LLM-driven PIPS achieves up to 8.6% harmonic mean accuracy improvement over strong baselines on reasoning tasks (Stein et al., 26 Oct 2025).
Interactive and collaborative approaches enable complete coverage on controlled benchmarks such as IPARC (Surana et al., 15 Jun 2025).
PTP and RL-guided approaches outperform traditional evolutionary and stochastic search on compositional and complex tasks (Oesch, 2017, Simmons-Edler et al., 2018).
Theoretical limitations guarantee that general per-instance synthesis will, in the worst case, be uncomputable in finite time absent further constraints (Kim, 2024).

Open research questions remain on the trade-off between expressiveness and tractability, the most effective modality for guidance (human, probabilistic, neural), and scalable methods for structured, interactive PIPS across a wide range of domains and input types.

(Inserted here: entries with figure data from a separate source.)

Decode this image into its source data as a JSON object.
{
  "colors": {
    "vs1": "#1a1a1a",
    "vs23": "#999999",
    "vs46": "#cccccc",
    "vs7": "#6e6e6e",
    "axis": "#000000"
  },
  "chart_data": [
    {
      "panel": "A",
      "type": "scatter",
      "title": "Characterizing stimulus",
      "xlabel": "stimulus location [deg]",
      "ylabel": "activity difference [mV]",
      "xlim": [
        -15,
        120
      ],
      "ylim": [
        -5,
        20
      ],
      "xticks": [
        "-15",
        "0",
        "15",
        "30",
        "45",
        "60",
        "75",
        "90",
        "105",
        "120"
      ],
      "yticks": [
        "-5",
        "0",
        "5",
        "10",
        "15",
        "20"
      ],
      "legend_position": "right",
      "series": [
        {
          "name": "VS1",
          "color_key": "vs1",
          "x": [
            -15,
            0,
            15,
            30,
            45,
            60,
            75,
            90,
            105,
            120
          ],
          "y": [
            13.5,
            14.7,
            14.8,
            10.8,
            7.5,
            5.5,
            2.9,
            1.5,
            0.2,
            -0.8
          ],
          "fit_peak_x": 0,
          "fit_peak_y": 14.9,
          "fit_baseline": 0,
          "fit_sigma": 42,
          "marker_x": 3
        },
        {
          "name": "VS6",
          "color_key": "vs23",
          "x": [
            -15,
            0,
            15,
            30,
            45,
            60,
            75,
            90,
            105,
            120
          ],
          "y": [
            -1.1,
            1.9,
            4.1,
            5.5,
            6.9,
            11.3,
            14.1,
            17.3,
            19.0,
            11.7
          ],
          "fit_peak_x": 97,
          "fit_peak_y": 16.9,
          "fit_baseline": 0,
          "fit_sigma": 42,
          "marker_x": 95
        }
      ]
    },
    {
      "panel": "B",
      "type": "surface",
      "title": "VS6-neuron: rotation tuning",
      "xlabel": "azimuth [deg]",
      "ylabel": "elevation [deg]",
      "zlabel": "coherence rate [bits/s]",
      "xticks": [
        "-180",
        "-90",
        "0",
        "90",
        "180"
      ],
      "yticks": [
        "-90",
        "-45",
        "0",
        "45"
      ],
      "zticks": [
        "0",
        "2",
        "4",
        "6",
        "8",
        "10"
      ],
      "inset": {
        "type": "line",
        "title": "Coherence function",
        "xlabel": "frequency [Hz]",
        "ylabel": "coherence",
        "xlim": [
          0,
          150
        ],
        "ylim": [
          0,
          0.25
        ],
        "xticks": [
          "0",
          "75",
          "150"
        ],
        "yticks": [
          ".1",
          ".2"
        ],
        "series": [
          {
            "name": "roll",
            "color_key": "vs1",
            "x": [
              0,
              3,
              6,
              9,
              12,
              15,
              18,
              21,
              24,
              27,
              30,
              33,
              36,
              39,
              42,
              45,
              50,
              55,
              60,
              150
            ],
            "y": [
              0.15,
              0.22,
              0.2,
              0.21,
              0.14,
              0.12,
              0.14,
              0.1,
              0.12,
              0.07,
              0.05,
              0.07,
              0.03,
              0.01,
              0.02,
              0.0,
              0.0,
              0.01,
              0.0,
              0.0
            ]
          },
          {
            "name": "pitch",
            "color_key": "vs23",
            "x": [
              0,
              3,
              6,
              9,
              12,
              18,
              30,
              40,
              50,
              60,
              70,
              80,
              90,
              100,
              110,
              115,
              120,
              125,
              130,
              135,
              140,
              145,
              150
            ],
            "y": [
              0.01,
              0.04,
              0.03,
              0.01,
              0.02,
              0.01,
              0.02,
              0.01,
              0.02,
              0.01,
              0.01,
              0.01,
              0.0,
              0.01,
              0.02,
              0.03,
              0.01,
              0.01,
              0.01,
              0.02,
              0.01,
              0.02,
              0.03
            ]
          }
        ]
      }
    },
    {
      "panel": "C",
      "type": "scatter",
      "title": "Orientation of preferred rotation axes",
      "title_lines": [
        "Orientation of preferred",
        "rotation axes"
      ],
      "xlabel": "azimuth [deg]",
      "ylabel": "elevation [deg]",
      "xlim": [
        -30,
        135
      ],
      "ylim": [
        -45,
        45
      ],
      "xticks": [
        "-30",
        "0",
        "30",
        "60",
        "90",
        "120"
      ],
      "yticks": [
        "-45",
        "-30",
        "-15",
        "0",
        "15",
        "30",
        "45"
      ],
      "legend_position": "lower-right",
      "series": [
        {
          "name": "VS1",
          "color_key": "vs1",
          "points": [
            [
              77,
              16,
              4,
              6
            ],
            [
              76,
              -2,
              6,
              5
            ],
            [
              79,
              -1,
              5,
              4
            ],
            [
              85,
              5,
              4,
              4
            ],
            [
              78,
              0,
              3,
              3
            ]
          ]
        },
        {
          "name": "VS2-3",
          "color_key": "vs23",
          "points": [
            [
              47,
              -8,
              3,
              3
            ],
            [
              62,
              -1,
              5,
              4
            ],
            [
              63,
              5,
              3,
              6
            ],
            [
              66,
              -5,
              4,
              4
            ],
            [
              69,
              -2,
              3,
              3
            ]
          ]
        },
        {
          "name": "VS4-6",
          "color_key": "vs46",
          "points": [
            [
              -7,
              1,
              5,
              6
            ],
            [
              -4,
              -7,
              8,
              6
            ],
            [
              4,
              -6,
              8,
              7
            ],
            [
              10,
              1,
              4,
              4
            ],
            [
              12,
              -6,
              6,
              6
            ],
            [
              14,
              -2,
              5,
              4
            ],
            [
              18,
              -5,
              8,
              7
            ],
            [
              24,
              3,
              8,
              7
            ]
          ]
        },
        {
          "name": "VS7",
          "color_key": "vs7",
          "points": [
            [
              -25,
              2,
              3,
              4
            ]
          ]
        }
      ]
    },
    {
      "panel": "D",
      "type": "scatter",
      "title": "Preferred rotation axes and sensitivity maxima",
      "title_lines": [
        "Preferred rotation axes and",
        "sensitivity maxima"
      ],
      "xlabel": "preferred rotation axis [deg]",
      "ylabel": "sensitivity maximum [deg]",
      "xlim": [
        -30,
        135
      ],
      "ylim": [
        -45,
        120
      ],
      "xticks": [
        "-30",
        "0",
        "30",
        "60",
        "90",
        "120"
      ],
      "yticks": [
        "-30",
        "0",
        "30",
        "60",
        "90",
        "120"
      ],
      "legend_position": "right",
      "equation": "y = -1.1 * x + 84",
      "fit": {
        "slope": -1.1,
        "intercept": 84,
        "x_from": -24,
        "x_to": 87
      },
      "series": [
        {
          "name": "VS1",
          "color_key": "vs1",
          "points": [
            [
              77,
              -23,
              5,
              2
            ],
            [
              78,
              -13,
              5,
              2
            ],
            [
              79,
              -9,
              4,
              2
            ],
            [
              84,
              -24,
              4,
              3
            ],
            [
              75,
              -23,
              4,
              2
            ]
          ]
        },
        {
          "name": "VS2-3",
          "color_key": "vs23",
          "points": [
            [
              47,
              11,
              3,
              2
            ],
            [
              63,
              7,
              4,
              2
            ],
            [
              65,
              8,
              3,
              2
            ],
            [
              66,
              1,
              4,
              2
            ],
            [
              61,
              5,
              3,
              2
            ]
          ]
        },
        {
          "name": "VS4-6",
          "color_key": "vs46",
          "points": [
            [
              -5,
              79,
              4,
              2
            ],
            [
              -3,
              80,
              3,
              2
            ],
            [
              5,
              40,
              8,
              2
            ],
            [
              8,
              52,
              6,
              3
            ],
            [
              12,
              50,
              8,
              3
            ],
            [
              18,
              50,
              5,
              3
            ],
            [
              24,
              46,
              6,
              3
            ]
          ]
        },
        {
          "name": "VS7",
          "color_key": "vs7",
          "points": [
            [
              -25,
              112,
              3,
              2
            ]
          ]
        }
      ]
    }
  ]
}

Summary Table: Representative PIPS Approaches and Their Properties

Approach	Synthesis Methodology	Key Features
N-PEPS (Shrivastava et al., 2021)	Neural per-example + aggregation	Two-stage, attention aggregation
Syren (Ferreira et al., 20 Apr 2025)	Rewrite + local PBE	Trace subsumption, cost optimization
PTP (Oesch, 2017)	Probabilistic prototype tree	Per-choice adaptation, no population
Presyn (Collie et al., 2020)	Probabilistic fragment modeling	Black-box component, Markov sketch
RLGTS (Simmons-Edler et al., 2018)	RL + search tree	MDP formulation, Q-network guidance
Structured LLM Synthesis (Surana et al., 15 Jun 2025)	Human-LLM structuring (DFDs)	Protocols, reusable submodules
Interactive Synthesis (Le et al., 2017)	Incremental, feedback-driven, stepwise	VSA, hypothesizer, sub-DSLs
LLM Per-instance w/Feedback (Stein et al., 26 Oct 2025)	Confidence switch, iterative repair	Symbolic input, structural eval

Each of these methods exemplifies the core principle of PIPS: optimizing the synthesis process for instance-level correctness, efficiency, and adaptability, often by modularizing the synthesis task, leveraging structure and feedback, and aligning search strategies with empirical and theoretical constraints.